I have always disliked listening to VM and this weekend in the Times there was an interesting explanation of why VM remains annoying .

                                                                                                                               
 
15-SECOND INSTRUCTIONS
This one makes me crazy. When I call to leave you a voicemail message, the first thing I hear, before I’m allowed to hear the beep, is 15 seconds of instructions. “To page this person, press 5.” Page this person!? Oh, sorry, I didn’t realize this was 1980! “When you have finished recording, you may hang up.” Oh, really!? So glad you mentioned that! I would have stayed on the line forever!

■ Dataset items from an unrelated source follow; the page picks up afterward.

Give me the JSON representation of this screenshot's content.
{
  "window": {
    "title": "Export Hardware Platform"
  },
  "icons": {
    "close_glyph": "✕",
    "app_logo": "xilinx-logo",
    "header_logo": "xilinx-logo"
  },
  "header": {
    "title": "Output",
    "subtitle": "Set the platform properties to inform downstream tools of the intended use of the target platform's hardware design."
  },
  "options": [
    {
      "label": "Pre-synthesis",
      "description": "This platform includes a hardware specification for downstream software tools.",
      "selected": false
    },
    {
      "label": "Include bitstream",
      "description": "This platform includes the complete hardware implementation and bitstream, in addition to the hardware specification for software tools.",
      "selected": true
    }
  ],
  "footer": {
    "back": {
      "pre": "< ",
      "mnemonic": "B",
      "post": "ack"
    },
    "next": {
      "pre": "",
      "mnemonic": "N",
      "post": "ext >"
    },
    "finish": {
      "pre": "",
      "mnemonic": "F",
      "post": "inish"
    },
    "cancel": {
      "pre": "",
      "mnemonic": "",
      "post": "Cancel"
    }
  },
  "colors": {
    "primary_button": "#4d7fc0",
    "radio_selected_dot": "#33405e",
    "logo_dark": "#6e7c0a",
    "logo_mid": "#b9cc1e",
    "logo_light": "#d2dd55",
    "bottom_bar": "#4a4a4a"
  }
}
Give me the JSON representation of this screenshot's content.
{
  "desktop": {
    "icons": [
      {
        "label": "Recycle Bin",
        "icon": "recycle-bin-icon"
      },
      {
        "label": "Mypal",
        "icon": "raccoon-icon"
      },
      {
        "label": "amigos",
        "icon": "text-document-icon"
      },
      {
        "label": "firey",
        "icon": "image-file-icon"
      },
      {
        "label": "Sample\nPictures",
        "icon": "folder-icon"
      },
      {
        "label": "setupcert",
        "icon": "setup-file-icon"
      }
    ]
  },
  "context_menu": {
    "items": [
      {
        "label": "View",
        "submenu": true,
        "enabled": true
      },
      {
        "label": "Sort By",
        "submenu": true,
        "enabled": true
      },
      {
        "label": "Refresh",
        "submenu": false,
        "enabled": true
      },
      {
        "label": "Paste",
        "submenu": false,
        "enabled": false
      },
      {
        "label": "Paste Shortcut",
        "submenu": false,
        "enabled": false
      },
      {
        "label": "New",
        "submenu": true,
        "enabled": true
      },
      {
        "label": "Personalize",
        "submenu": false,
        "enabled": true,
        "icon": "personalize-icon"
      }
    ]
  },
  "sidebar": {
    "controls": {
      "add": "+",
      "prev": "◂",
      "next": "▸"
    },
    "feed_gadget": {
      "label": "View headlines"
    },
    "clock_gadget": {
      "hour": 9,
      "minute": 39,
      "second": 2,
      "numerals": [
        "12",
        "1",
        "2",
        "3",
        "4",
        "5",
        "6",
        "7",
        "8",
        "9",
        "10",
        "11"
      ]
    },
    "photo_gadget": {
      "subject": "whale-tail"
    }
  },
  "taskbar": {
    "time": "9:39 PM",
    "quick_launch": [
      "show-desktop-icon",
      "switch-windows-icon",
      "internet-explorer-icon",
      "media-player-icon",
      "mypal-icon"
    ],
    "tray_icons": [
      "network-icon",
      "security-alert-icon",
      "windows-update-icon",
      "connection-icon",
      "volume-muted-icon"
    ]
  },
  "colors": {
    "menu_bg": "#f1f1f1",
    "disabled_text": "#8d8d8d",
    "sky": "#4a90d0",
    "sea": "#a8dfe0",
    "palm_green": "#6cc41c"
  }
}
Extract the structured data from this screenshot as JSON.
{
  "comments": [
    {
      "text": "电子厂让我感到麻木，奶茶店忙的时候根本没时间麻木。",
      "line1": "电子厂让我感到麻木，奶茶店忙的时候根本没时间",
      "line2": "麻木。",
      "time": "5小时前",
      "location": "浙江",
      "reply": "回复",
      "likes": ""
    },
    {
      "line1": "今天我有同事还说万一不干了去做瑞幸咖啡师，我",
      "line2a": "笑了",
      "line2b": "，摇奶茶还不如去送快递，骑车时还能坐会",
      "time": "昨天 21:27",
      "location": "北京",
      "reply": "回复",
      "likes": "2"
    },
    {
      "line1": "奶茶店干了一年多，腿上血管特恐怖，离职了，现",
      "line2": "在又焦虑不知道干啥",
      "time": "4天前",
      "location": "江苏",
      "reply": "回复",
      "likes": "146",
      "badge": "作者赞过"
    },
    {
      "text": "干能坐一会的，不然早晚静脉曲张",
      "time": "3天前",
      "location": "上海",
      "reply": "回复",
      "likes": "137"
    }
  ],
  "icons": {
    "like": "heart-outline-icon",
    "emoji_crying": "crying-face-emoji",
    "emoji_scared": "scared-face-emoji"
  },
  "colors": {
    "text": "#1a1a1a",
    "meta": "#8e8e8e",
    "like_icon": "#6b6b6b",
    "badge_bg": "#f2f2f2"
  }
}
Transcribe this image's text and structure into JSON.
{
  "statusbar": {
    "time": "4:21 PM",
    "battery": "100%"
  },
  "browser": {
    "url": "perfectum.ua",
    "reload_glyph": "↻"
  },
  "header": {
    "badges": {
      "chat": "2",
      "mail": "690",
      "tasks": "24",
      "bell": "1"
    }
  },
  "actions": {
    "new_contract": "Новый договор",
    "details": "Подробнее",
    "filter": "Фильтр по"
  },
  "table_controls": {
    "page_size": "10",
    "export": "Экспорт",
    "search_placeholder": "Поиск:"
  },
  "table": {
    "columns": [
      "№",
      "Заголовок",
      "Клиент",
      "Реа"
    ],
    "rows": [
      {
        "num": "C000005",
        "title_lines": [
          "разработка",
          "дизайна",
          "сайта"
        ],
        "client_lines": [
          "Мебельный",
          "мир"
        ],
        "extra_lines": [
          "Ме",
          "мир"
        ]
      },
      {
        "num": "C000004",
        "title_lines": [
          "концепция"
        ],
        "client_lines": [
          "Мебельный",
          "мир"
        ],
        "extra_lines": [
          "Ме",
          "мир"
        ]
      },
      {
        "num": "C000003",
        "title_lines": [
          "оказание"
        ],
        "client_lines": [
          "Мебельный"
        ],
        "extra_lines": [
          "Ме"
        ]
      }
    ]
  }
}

And then when I call in for messages, I’m held up for 15 more seconds. “To listen to your messages, press 1.” Why else would I be calling!?
(Yes, there are key-presses that can bypass the instructions. But they’re different for each carrier. When you call someone, you’re supposed to know which carrier that person uses and which key to press? Sure.)
Is this really so evil? Is 15 seconds here and there that big a deal? Well, Verizon has 70 million customers. If each customer leaves one message and checks voicemail once a day, Verizon rakes in — are you sitting down? — $850 million a year. That’s right: $850 million, just from making us sit through those 15-second airtime-eating instructions.
And that’s just Verizon. Where’s the outrage, people?